Rassemblement d'avocats opposés à la réforme des retraites, ce vendredi 10 janvier devant le palais de justice d'Amiens. / © FTV / M. Lesprit
Rassemblement d'avocats opposés à la réforme des retraites, ce vendredi 10 janvier devant le palais de justice d'Amiens. / © FTV / M. Lesprit

Une cinquantaine d'avocats, mobilisés contre le projet de réforme des retraites et la suppression de leur régime autonome, ont bloqué l'accès principal au palais de justice d'Amiens ce vendredi 10 janvier.

Par M. Lesprit

Ils se mobilisent "pour un droit à la retraite, pas un retrait du droit". Ce vendredi 10 janvier, au lendemain d'une journée de grève interprofessionnelle contre le projet de réforme des retraites, une cinquantaine d'avocats ont mené un blocage des entrées du palais de justice d'Amiens.

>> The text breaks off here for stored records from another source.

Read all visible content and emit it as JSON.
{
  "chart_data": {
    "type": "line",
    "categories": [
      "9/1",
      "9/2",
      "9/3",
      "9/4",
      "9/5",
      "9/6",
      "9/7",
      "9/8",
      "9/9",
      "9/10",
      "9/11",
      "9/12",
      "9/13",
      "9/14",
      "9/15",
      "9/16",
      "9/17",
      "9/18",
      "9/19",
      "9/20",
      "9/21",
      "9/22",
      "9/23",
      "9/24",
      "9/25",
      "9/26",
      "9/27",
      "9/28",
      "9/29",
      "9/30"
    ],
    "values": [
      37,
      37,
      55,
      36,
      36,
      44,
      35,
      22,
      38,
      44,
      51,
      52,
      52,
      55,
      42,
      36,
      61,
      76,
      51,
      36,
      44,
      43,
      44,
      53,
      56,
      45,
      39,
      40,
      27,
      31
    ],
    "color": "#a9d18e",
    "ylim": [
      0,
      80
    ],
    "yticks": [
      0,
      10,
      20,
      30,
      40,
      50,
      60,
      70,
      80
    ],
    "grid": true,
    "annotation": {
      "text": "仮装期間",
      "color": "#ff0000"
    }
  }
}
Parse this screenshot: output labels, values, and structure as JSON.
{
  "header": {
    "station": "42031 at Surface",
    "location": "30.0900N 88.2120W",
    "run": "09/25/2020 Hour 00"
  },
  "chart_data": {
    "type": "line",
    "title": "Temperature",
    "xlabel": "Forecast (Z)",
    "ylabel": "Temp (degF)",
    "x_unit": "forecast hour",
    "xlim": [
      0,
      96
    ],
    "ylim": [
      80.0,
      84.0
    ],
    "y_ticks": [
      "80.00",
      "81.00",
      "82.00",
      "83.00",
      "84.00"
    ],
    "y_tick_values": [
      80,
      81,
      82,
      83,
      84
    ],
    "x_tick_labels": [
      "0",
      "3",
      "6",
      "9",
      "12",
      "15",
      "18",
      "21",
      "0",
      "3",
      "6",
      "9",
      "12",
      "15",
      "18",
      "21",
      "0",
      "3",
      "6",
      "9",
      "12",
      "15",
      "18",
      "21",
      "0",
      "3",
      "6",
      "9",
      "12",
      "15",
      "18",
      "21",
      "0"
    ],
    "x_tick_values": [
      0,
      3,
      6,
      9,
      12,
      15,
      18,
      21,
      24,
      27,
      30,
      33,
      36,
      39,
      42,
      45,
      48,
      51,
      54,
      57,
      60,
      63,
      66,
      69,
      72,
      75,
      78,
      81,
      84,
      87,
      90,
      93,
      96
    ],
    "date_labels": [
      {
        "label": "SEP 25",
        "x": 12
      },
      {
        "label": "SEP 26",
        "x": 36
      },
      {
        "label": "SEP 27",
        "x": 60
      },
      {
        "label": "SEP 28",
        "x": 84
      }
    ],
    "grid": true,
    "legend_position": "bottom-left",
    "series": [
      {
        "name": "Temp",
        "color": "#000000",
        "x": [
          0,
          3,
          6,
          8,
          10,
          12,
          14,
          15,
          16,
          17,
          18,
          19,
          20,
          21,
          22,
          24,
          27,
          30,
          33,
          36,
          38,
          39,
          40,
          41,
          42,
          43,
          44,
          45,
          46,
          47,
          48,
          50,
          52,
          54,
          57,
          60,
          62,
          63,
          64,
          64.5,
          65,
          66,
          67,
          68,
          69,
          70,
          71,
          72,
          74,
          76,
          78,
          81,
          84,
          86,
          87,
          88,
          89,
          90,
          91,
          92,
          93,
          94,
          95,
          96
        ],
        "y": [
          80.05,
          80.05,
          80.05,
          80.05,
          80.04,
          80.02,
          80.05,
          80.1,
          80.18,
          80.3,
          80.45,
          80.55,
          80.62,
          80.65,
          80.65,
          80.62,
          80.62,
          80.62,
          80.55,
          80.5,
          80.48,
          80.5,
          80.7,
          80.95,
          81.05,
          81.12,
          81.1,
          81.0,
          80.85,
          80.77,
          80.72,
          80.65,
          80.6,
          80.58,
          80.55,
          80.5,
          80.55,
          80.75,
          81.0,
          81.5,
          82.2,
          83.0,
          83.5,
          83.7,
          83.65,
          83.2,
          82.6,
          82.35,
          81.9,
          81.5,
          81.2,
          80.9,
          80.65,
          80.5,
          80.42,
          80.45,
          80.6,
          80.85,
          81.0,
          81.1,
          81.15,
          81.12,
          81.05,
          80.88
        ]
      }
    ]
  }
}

Rassemblés aux environs de 7h30, une heure avant le début des premières audiences, ils ont cadenassé le portail principal du bâtiment, déroulé des banderoles et distribués des tracts aux justiciables qui se présentaient aux portes. 
 
 
Appelés à la grève depuis le début de la semaine, ces avocats du barreau d'Amiens protestent contre la suppression de leur régime de retraite, financé par et pour eux. "Primo, nous contribuons déjà au régime général à hauteur de 100 millions d'euros par an, argumente Me Gauthier d'Hellencourt. Secundo, nous avons un régime autonome qui fonctionne parfaitement bien et qui a toujours bien fonctionné."
 
Un cadenas posé à l'une des grilles du palais de justice d'Amiens, ce vendredi 10 janvier. / © FTV / M. Lesprit
Un cadenas posé à l'une des grilles du palais de justice d'Amiens, ce vendredi 10 janvier. / © FTV / M. Lesprit

"Ce régime financé par les avocats, pour les avocats, est une garantie, renchérit Me Marc Decramer. C’est une garantie de leur indépendance. […] Si un jour les avocats dépendent pour leur retraite, et donc financièrement, de l’État, on ne pourra plus dire que la profession est réellement indépendante. C’est aussi un problème de fond."
 

Vers 9h30, les robes noires attendaient d'être délogées, après une discussion avec le président du tribunal de grande instance et le procureur de la République d'Amiens. "Ce blocage ne peut pas durer toute la matinée ou toute la journée, prévenait ce dernier. Ce n'est pas possible. Il y a beaucoup d'audiences, beaucoup de personnes qui sont concernées." Les avocats, qui ont été rejoints par quelques cheminots dans la matinée, entendent poursuivre leurs actions la semaine prochaine.